Vietnam veteran draws portrait of slain SAPD detective

Portrait on its way to San Antonio

By Concetta Callahan - Anchor/Reporter

SAN ANTONIO - An outpouring of love and support for the San Antonio Police Department continues to come in from all over the country. The cold blooded killing of Detective Benjamin Marconi, just days before Thanksgiving, has broken hearts across America.

When a Marine and Vietnam combat veteran in Washington state found out what happened he did what came natural. He started drawing with the hope his portrait will bring a part of Marconi home to his family this holiday season.           

"I’ve been looking into his eyes since 3 o'clock this morning," Michael Reagan said, the founder of the Fallen Heroes Portrait Project.

He said he has done too many of these, 15,000 to be exact.

"I’m sad that he's dead and while I’ve drawn him," Reagan said. "I’ve basically told him that"
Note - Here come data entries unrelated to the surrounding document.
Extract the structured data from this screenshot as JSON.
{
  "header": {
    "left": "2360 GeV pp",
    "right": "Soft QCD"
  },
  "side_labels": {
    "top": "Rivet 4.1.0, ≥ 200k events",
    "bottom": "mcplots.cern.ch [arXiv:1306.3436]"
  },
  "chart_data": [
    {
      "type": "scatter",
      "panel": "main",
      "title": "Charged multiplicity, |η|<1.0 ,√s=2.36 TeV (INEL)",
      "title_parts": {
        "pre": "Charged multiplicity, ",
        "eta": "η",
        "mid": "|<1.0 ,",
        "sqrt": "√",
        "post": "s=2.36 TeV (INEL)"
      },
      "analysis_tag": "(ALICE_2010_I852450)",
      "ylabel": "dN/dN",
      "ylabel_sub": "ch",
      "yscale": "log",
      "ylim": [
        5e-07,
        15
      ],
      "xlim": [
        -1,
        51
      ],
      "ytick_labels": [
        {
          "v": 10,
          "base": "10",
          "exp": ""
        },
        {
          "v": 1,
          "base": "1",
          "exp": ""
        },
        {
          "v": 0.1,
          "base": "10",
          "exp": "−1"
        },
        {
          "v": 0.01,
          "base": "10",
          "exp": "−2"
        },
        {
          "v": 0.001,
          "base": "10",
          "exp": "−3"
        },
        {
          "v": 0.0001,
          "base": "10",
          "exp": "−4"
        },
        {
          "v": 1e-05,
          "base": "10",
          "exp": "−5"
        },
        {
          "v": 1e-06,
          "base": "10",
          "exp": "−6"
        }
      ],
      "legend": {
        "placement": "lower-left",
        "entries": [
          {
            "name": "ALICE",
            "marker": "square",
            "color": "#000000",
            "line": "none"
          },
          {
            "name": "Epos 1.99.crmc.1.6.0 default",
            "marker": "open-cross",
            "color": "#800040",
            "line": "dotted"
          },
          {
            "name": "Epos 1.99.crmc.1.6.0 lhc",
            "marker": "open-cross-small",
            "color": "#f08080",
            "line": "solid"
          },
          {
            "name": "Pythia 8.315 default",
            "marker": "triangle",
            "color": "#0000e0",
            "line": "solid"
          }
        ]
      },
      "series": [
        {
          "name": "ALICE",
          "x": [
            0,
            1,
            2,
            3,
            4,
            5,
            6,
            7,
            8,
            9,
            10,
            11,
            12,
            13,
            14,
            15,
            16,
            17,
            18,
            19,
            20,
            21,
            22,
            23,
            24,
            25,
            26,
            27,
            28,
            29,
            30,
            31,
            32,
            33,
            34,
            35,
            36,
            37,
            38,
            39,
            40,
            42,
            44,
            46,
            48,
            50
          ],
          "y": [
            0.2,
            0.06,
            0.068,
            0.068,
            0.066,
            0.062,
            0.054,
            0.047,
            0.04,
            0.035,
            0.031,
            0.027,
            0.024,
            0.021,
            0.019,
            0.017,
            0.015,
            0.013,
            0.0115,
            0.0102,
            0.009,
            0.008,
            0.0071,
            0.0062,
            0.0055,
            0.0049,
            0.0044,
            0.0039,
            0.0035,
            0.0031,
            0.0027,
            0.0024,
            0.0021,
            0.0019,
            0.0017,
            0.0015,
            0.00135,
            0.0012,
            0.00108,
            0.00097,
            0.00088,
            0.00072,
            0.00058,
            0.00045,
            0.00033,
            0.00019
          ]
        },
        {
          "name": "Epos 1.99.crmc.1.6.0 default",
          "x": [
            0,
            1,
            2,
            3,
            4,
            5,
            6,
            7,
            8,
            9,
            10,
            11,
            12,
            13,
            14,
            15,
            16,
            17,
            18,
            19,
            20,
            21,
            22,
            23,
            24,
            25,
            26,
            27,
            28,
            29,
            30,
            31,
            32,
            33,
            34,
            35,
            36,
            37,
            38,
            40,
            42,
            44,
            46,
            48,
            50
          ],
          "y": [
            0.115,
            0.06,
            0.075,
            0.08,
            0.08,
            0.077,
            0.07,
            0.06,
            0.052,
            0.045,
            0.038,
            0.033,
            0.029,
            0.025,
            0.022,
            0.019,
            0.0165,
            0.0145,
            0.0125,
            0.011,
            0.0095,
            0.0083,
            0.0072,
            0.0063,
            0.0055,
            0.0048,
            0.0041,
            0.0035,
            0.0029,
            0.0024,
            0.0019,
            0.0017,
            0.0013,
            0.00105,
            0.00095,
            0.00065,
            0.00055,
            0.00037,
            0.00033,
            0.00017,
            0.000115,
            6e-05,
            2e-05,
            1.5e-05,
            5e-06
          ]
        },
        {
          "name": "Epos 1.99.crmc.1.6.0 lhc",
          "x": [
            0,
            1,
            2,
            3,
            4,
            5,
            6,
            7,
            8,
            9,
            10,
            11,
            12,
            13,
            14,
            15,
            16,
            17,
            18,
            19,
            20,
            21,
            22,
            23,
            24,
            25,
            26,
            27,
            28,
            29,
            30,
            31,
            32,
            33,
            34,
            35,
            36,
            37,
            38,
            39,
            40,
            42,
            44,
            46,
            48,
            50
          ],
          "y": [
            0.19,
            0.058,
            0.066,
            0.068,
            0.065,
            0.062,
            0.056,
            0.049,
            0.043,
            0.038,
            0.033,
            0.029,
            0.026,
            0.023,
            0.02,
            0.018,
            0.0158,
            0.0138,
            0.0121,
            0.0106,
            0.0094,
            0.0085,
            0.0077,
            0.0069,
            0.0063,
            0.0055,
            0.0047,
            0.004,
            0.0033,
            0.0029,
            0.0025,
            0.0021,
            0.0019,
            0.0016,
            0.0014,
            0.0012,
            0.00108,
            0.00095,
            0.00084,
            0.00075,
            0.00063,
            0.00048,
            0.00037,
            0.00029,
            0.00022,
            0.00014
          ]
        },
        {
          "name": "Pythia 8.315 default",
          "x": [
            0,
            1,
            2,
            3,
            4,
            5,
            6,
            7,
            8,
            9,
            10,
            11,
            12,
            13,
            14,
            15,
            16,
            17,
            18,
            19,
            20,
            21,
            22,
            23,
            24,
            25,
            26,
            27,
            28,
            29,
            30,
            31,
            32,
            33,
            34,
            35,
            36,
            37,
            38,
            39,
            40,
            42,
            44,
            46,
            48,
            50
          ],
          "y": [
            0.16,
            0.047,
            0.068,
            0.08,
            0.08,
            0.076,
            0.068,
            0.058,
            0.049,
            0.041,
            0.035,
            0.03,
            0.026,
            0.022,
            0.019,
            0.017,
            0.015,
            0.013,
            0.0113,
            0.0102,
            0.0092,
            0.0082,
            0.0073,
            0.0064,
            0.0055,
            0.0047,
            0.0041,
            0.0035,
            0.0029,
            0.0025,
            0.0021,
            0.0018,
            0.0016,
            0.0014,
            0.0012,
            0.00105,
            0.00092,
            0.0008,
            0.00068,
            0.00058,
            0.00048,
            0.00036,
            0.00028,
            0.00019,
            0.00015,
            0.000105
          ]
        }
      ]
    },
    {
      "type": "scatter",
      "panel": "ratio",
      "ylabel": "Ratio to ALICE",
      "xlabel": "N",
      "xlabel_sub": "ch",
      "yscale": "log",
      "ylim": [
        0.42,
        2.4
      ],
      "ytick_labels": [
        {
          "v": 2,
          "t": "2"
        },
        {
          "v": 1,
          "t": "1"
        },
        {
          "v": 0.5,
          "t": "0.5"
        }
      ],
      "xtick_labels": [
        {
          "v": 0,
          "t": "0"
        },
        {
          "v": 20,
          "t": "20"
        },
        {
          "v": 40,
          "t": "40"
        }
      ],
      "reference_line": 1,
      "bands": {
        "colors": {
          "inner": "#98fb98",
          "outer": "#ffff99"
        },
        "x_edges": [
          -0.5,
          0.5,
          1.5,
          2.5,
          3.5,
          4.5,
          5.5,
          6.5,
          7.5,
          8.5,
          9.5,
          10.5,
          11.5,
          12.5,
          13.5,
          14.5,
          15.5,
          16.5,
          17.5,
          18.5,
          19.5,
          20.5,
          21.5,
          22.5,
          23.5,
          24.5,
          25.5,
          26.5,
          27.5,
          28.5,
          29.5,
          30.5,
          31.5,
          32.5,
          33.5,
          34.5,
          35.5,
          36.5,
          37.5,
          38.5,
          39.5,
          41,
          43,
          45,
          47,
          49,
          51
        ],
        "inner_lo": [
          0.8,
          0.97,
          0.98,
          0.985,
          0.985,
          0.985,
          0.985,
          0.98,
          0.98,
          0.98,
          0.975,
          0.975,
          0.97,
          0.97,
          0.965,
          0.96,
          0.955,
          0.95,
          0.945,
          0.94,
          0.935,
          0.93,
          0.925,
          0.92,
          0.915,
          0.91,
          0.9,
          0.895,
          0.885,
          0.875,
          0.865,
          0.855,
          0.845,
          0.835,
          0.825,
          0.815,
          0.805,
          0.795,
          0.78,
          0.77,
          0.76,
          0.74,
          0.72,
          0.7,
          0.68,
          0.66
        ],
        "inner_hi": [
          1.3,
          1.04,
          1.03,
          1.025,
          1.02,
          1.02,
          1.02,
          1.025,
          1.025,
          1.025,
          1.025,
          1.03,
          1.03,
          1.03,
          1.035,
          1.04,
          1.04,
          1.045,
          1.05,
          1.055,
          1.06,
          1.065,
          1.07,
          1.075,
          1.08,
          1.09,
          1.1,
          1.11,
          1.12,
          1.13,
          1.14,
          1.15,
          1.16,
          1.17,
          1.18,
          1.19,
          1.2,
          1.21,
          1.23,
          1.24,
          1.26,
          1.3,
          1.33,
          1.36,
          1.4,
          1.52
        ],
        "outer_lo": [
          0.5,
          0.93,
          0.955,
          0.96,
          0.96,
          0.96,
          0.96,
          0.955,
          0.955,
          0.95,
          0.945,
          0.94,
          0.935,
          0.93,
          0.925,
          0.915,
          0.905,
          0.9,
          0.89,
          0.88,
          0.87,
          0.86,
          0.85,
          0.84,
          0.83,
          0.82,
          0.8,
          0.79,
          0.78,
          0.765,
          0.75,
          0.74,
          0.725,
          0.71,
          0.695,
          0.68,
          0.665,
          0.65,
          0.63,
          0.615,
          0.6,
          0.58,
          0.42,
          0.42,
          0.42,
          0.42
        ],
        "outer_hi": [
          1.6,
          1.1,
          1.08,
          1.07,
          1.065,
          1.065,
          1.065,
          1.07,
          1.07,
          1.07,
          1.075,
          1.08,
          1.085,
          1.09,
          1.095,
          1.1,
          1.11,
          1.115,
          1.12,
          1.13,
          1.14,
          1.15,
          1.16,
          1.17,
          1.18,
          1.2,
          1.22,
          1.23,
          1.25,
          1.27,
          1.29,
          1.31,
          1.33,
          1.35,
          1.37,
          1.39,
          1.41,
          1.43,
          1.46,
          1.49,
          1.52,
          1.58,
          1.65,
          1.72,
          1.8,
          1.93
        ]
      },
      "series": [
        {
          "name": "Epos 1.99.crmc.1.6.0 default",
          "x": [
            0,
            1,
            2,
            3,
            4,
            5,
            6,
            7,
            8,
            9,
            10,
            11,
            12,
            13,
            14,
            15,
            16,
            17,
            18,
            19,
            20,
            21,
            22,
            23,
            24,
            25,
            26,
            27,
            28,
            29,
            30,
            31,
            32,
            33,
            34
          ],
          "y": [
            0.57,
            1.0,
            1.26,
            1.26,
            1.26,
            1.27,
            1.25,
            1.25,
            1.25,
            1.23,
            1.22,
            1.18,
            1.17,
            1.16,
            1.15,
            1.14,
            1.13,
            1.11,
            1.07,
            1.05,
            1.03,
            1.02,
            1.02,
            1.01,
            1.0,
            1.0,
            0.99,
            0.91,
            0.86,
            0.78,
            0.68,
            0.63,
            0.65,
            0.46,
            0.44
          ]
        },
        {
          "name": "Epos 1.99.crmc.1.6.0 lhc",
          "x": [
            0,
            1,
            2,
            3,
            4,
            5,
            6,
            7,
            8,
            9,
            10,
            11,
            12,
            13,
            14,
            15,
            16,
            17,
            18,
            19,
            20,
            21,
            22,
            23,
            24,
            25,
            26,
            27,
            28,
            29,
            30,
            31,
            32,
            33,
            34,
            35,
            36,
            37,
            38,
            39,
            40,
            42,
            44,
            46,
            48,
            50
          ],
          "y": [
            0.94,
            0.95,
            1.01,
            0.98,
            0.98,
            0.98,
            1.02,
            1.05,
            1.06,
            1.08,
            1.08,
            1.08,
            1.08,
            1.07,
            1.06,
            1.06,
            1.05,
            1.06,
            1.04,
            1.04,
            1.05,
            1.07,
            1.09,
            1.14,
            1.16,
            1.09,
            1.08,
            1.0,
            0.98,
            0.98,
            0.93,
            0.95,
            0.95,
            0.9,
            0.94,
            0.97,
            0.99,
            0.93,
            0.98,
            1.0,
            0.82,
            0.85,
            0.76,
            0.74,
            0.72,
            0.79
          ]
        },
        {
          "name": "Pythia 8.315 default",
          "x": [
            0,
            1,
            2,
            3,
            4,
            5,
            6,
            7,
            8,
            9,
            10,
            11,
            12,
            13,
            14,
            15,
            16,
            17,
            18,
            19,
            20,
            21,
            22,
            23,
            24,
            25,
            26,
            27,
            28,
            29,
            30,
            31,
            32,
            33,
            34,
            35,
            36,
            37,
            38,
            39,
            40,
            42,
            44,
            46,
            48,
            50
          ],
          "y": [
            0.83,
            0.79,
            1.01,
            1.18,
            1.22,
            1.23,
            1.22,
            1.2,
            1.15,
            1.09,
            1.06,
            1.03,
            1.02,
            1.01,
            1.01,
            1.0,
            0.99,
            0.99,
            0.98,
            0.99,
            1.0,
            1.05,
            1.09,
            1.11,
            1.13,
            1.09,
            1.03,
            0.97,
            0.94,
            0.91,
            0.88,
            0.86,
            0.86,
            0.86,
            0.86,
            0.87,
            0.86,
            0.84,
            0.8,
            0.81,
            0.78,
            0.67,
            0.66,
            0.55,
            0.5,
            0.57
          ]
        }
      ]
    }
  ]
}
Over the summer, he completed the portraits of the five Dallas police officers ambushed in July at a peaceful protest.

It's only recently though he started drawing law enforcement.

"Do these police officers deserve to be treated the way they're being treated and murdered like they're being murdered?" Reagan asked. "No, they don’t."

He started the Fallen Heroes Portrait Project for fallen service men and women, but with more and more stories of people turning on police Reagan has even more reason to put pencil to paper.

"I spend all of my time doing this work because I truly believe in my heart that there is some part of them that I can send back," he explained.

Marconi was ambushed Sunday morning during a traffic stop. Police said Otis McKane came up to his patrol unit and shot him twice in the head.

Forty-eight hours later, an image of Marconi was already drawn up.

"This seemed to be a collection of who this person was. There's a seriousness there but still a kindness. This is the picture that shows what we've lost here is not just a police officer, but we've lost an incredible human being," he said.

The memorial outside Public Safety Headquarters continues to grow with cards, balloons and little trinkets, all serving as signs that people care about Marconi.

"These holidays for everybody around this officer are going to be terrible, and if nothing else, maybe this picture can hang on the wall and give them some peace when it's really, really needed," Reagan said.

The portrait is on its way to San Antonio.

Reagan is hoping the SAPD Chief William McManus can deliver it to Marconi’s family in time for Christmas.